Would HAL even be necessary? I think libgtop should be able to do everything you want (as gnome-system-monitor has everything which would be needed).
All it would take is a program (with a dialog already loaded so when memory is low it doesn’t get screwed out of space and cause the freeze), which monitors the memory use and the change in memory use and estimates the time until total consumption. When a certain small amount of memory is left, the application pauses processes that have been consuming memory or have very large memory consumption, blacklisting or whitelisting to prevent locking Xorg or something. (In gsm this is “Stop process”.) The dialog pops up telling you that you’re low on memory, these programs a suspect, and that you could kill them or pray the terminate nicely. Do what the user requests, and then resume the processes.
It doesn’t seem like it would be too terribly challenging but I would love to see this daemon.

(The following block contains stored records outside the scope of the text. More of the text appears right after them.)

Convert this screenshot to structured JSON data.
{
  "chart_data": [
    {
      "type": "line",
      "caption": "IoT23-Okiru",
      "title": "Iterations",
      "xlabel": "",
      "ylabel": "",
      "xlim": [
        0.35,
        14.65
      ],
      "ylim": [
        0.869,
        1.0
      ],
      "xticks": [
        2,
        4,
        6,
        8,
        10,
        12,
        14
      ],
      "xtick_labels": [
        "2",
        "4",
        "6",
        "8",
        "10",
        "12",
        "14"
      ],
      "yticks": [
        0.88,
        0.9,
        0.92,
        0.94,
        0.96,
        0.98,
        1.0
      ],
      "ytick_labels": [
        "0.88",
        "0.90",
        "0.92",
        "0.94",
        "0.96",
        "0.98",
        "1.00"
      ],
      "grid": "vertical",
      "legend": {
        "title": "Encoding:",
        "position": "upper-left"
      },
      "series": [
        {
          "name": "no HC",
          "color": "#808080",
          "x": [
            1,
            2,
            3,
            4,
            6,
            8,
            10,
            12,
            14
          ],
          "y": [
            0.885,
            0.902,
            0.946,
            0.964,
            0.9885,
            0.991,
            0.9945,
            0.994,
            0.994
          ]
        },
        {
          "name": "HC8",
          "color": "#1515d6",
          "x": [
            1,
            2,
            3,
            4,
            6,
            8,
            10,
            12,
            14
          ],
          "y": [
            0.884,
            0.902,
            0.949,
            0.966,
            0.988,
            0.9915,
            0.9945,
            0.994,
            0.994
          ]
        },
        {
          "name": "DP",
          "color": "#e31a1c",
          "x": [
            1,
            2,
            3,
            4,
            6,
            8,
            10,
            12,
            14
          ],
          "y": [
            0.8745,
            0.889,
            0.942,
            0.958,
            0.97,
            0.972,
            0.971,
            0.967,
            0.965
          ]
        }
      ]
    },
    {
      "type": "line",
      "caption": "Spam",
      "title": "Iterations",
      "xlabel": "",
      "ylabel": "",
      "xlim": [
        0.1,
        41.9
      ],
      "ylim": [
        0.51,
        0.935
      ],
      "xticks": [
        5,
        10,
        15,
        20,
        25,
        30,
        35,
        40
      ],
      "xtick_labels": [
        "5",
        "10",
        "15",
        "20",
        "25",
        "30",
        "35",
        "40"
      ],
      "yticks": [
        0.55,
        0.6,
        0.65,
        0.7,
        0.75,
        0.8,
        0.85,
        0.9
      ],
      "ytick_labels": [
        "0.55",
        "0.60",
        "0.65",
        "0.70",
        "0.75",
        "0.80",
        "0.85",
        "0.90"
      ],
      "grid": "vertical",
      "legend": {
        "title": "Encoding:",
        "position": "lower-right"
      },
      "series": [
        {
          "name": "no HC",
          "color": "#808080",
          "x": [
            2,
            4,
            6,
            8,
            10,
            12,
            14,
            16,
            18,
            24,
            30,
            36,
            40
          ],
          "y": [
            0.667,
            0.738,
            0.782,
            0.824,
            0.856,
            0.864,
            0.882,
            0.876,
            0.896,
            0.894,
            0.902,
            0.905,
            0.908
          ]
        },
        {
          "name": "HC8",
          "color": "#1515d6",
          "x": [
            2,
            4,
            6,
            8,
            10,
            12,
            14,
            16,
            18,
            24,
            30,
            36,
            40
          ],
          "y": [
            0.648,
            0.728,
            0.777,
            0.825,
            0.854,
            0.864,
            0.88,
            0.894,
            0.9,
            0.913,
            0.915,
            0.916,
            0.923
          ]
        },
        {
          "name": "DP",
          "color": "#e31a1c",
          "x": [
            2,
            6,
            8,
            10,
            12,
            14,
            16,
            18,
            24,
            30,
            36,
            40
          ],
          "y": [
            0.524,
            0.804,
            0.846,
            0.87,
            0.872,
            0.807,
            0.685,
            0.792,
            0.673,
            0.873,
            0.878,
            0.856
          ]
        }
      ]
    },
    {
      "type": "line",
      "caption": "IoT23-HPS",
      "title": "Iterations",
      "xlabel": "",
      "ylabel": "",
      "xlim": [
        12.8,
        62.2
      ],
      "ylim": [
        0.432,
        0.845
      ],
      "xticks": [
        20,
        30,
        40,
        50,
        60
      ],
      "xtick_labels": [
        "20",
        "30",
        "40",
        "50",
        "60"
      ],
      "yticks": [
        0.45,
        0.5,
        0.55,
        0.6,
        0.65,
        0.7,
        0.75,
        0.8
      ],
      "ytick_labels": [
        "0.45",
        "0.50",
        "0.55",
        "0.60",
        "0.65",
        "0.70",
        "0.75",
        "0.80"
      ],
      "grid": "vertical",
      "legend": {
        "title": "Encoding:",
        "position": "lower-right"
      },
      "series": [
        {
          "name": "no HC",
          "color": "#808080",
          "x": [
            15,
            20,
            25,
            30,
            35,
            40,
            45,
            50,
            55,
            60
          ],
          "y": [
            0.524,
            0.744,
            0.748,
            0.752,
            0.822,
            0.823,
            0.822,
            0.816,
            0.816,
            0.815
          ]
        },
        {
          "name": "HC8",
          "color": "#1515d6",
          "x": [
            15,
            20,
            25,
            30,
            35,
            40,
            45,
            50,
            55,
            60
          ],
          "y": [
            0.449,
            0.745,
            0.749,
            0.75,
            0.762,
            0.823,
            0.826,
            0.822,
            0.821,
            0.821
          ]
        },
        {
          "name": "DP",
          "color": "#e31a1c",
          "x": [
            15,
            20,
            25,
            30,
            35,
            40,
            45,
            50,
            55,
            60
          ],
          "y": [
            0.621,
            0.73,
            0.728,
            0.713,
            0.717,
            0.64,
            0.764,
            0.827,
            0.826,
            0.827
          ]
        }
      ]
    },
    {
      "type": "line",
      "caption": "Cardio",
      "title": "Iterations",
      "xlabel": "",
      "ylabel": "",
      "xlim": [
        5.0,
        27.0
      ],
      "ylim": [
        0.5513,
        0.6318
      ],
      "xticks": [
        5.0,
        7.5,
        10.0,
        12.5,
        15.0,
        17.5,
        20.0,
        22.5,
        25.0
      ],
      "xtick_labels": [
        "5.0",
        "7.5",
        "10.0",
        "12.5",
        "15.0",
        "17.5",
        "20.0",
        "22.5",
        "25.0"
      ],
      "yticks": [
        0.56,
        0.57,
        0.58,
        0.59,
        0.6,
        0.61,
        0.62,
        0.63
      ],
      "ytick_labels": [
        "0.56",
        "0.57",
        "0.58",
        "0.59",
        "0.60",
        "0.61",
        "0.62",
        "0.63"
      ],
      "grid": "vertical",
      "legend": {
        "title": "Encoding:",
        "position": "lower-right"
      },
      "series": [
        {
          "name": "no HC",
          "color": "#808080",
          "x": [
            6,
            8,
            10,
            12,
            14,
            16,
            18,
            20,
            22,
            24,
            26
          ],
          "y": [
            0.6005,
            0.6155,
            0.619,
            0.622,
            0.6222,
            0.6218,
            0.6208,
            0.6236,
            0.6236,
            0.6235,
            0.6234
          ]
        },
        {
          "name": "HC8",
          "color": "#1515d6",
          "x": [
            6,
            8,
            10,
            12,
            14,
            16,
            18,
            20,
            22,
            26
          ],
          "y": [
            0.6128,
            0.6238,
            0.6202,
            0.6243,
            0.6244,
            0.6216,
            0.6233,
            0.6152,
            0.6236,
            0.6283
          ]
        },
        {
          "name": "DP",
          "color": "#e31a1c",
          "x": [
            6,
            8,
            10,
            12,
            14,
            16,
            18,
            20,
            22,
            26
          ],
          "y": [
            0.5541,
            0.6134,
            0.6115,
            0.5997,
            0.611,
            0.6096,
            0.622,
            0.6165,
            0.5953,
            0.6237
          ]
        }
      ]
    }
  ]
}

Iain, I actually remember seeing this behaviour on the Nokia770 as well, I was impressed by that. That should definitely be brought back upstream, it is too useful to ignore.
And for the record, gnome does already alert you about low disk space.
I’ve recently investigated this problem for Swfdec, since I don’t like the idea that a file downloaded from the web can kill your desktop. However, it’s just not possible with current memory design. As Jonathan said, g_try_malloc will return a valid address even if you allocate 2 gigs of memory, the kernel will just not allocate it until you use it. That will generate a page fault and that page fault will cause oom. And in case of Swfdec, the loads of memory can also be lots of Pixmaps in the X server, which would be another problem…
So – as others have said – the only solution is to monitor real memory usage in the kernel and have it emit signals via dbus to make apps free caches or allow the user to kill some apps. (Don’t forget to make the kernel interrupt the memory-eating apps or that popup will take 3 minutes to appear because of swapping.)
But I guess the reason why noone has worked on this yet is that OOM is a case of one app misbehaving in 90% of desktop cases. So you just nuke that app from the oom killer and be happy. The problem with that is that in recent times the kernel tries everything to keep processes alive, which seems like a good thing but is very annoying when desktop users have to wait 10 minutes until the kernel kills an oom thumbnailer.
If having limited memory available at notification time is a real issue, perhaps the notification program could pre-allocate what was necessary to achieve the notification? I imagine it would be very little VM. Of course, it would probably have been swapped out when it was needed.